Truth time? I have never had patience. Like… never. Waiting has never been in my vocabulary unless it’s the kind of “waiting” where you’re standing at the microwave watching popcorn explode in slow motion and muttering under your breath, “come on, come on, come on…”
That’s kind of my normal. Do it now. Take it to the limit. Push that project through with sheer willpower and enough coffee to make my kitchen smell like a Starbucks exploded.
But here’s the thing: lately I’ve started noticing this impatience everywhere. It’s like the whole world caught up to me and said, “Yeah, let’s all live at turbo speed now.”
You
don’t respond within five minutes? Clearly something is wrong.
A new series drops? Forget waiting for weekly episodes—we need to binge it
right now or risk being left behind in spoiler territory.
Have a question? Why wait until Monday to ask a human being when you can fire
it off to AI at 11:42 PM and have an answer before you even finish your cookie?

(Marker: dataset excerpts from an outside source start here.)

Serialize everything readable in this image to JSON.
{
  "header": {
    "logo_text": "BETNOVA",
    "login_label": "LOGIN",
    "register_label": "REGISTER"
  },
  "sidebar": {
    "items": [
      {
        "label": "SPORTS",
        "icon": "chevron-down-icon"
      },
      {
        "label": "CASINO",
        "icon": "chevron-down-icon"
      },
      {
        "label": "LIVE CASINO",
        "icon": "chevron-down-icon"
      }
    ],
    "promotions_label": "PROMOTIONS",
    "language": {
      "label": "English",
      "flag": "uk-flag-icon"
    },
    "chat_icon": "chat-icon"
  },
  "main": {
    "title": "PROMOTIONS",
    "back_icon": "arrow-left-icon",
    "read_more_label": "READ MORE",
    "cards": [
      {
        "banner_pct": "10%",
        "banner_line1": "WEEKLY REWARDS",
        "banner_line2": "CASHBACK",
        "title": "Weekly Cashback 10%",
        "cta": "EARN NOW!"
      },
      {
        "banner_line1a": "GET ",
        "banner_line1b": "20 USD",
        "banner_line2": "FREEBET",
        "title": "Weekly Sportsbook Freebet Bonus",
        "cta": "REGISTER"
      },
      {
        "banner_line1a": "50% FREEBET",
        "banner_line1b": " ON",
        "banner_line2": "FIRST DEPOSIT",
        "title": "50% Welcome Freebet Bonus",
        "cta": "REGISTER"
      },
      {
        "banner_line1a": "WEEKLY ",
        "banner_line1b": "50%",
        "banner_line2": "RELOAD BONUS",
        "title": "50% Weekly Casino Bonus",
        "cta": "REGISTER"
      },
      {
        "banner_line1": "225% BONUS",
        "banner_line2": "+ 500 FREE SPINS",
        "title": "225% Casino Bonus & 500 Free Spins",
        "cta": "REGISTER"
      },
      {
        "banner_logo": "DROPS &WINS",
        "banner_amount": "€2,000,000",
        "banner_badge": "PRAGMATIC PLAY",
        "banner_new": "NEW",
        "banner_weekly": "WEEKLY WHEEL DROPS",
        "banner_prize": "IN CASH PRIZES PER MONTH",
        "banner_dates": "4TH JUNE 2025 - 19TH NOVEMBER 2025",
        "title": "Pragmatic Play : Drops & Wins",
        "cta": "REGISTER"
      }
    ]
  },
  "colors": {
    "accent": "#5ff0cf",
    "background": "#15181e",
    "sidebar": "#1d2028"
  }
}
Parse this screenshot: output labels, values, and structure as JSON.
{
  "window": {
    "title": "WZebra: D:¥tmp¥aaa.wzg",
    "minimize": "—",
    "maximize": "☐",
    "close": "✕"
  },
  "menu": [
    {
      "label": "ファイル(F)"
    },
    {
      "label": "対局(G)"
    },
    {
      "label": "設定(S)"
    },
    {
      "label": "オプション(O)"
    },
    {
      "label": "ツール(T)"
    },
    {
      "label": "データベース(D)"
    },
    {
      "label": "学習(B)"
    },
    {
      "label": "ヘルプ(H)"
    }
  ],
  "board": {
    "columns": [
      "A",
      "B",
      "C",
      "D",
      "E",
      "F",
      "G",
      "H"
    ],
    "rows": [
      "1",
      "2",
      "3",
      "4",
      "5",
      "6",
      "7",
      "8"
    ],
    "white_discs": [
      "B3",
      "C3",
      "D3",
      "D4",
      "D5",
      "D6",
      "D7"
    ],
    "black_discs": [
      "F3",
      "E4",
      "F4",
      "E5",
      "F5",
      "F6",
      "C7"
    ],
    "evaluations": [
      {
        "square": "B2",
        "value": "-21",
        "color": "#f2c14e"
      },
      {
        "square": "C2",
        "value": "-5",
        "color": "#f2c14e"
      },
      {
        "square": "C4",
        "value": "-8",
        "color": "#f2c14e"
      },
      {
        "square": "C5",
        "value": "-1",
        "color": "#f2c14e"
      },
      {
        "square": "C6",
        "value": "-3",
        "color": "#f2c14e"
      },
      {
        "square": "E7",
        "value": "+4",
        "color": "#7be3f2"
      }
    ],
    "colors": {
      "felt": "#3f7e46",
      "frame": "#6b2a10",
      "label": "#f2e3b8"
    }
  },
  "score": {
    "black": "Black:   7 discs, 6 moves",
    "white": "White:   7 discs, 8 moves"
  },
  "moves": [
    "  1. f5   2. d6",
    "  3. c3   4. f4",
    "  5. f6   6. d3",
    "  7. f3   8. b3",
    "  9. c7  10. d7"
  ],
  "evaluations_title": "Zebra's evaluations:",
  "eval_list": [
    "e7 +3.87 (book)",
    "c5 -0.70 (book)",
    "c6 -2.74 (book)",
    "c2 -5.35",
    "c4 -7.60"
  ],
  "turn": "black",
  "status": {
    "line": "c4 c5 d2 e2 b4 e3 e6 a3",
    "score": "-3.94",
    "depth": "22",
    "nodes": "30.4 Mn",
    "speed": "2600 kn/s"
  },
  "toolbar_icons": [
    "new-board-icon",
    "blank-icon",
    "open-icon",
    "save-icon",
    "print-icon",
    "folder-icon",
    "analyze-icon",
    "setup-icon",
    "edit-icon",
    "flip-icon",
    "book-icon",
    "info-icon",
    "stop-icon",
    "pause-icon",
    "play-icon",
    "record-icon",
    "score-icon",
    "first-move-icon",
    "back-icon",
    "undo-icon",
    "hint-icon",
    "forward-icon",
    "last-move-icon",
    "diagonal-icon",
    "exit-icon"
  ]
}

On one hand, I feel slightly vindicated. Everyone else is finally living in my “no patience, let’s goooooo” zone. On the other hand, it makes me feel like I’m now expected to ratchet up my already insane pace. Which, honestly, is terrifying. I mean, I was already the one finishing drafts in marathon sprints, juggling audiobook deadlines, and refreshing email like it was an Olympic sport.
So here’s the twist. For the last few weeks, I’ve been doing something unthinkable for someone like me. I’ve been… slowing down. (I know. I can hardly believe it either.)
I’ve been experimenting with taking things one step at a time. Let’s not finish that chapter today. Let’s not work 18 hours straight and then wonder why the characters in the book sound like zombies. Let’s not force the audiobook release this minute just because the files are sitting there winking at me like, “upload me, upload me.”
It feels weird, almost rebellious, to say: “Nope, not today.” My inner speed-demon is stomping her foot in protest, but another part of me is secretly thrilled. Because maybe patience isn’t about waiting—it’s about giving yourself permission not to sprint every single second.
I don’t know how this will all work itself out. Maybe I’ll relapse and binge-edit until sunrise. Maybe I’ll master the art of sipping tea slowly instead of chugging it like rocket fuel. But for now, I’m somewhere in between: impatient by nature, and yet, slowly learning the fine art of pacing myself.
Your take? Do you feel like the whole instant-solution culture has us all revved up like racecars on too much caffeine, or is it just me?